D’ailleurs ce déjeuner était détestable. Le jambon était dur, le pain était humide, l’omelette sentait l’oignon, le café sentait la fumée, et le vin avait un petit goût de bouchon très-prononcé.

À toutes les offres qu’on lui faisait, Lionel répondait d’une voix oppressée : — Je n’ai pas faim, merci.

Et le dégoût que lui inspiraient toutes ces choses, la fatigue d’une nuit passée sans dormir, donnaient à sa physionomie un air de langueur et de mélancolie ravissant.

Tout à coup, au milieu du repas, on entendit dans une pièce assez éloignée de la salle à manger une espèce de cri sauvage.

— C’est M. le marquis qui appelle ! dit un des gens de la maison en ouvrant la porte.

Laurence aussitôt se leva de table et courut vers l’appartement d’où le cri était parti.

Elle resta longtemps absente.

— Pauvre jeune femme ! s’écria madame Ermangard. Que de bonté ! quelle existence pitoyable ! consacrer ainsi toute sa vie à un crétin ! C’est un dévouement qui va jusqu’à la duperie… n’est-ce pas ?

— Comment, dit Lionel, n’employez-vous pas votre influence sur son esprit pour l’engager à mettre ce fou dans une maison de santé ?

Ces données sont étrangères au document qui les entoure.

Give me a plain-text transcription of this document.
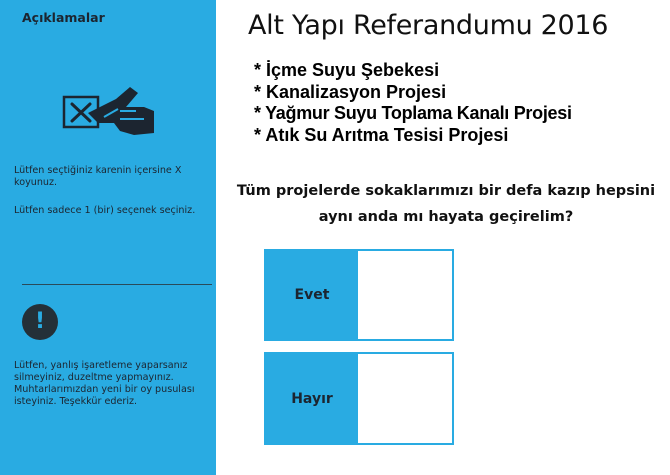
Açıklamalar

Lütfen seçtiğiniz karenin içersine X koyunuz.

Lütfen sadece 1 (bir) seçenek seçiniz.

!

Lütfen, yanlış işaretleme yaparsanız silmeyiniz, duzeltme yapmayınız. Muhtarlarımızdan yeni bir oy pusulası isteyiniz. Teşekkür ederiz.

Alt Yapı Referandumu 2016
* İçme Suyu Şebekesi
* Kanalizasyon Projesi
* Yağmur Suyu Toplama Kanalı Projesi
* Atık Su Arıtma Tesisi Projesi

Tüm projelerde sokaklarımızı bir defa kazıp hepsini aynı anda mı hayata geçirelim?

Evet
Hayır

— Eh ! mon Dieu, j’ai déjà fait tout ce que j’ai pu pour l’y décider ; mais elle s’indigne à la seule pensée de le quitter un jour. On n’obtiendra jamais rien d’elle sur ce point.

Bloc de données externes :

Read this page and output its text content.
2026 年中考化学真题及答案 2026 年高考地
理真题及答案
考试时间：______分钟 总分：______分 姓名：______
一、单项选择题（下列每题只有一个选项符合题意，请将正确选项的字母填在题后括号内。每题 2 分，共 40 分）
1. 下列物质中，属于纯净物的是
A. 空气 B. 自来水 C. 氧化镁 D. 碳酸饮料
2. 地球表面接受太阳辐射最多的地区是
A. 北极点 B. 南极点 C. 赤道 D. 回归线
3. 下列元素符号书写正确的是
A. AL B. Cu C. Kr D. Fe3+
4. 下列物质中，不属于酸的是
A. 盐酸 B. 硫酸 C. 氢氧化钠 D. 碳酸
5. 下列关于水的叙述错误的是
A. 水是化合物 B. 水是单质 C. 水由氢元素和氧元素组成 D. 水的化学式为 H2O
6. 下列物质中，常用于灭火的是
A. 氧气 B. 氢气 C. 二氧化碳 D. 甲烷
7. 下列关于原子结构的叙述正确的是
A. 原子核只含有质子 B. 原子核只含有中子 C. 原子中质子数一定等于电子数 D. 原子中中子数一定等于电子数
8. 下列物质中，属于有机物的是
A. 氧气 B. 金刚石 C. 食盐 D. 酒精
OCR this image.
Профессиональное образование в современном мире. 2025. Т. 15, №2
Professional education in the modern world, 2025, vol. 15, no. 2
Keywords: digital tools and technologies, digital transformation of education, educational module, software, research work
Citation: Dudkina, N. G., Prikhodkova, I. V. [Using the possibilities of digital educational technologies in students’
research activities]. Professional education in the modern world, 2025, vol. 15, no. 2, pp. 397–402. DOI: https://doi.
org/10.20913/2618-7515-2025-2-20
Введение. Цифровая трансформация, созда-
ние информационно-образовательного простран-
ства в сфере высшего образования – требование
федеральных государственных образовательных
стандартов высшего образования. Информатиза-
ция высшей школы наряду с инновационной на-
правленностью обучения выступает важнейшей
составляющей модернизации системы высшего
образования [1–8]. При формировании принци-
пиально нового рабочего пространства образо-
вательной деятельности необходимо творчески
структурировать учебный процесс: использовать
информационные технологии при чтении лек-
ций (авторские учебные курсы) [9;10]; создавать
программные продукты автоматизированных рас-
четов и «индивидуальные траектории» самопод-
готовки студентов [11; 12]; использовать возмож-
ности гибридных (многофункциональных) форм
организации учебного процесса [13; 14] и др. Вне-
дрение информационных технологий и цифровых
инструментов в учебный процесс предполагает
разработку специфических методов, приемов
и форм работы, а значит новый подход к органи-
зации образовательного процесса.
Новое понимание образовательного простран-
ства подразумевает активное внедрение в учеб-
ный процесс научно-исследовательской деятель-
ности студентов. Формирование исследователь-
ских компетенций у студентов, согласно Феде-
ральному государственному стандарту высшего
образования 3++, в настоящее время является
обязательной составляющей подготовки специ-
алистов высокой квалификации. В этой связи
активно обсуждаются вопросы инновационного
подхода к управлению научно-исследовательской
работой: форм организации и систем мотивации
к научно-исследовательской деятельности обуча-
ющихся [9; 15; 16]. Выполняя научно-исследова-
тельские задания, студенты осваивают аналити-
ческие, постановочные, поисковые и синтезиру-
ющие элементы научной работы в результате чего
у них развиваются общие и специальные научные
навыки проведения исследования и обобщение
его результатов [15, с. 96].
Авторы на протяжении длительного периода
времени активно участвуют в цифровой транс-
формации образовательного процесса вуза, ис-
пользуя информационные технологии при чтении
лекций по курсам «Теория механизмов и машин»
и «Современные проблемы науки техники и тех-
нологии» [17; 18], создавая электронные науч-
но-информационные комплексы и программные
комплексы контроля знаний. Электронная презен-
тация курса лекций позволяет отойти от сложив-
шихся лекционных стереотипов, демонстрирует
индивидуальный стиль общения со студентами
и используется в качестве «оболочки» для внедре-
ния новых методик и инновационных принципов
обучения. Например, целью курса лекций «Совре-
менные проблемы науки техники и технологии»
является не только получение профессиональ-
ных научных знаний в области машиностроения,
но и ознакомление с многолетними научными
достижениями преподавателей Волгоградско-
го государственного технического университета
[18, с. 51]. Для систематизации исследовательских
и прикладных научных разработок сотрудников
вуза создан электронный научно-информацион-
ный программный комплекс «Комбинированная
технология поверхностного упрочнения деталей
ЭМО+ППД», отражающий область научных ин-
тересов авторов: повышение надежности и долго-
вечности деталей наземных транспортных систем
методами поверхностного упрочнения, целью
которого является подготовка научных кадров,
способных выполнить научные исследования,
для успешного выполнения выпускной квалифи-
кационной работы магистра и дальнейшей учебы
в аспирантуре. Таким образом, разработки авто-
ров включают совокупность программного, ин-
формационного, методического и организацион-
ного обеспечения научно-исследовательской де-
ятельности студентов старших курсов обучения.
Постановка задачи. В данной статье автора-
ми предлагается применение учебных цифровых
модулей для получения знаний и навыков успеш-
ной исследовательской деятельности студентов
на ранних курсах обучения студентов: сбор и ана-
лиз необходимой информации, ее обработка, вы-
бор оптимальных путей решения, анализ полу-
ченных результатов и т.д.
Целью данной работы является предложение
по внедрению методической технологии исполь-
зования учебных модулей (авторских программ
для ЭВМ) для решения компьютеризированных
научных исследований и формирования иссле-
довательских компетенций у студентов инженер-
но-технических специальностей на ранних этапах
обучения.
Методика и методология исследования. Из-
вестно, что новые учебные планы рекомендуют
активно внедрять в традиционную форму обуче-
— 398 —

Laurence revint comme sa tante achevait ces mots. Son visage était altéré, ses beaux cheveux étaient en désordre ; elle paraissait de mauvaise humeur.

Pour la première fois, son devoir l’avait ennuyée !

— Vous savez ce que ma tante a décidé dans sa sagesse, dit-elle ; nous vous reconduisons chez madame d’Auray dans une heure, et je profite de cette occasion pour lui rendre sa visite de l’autre jour.

— C’est une excellente idée, répondit Lionel ; je redoutais fort de faire cette route seul… — et à pied ! se dit-il tout bas.

— Cela me fait penser que j’ai des ordres à donner à Joseph, dit à son tour madame Ermangard ; pardon si je vous quitte un instant.

Rien n’est plus plaisant, à mon avis, qu’une personne importune demandant pardon de s’en aller.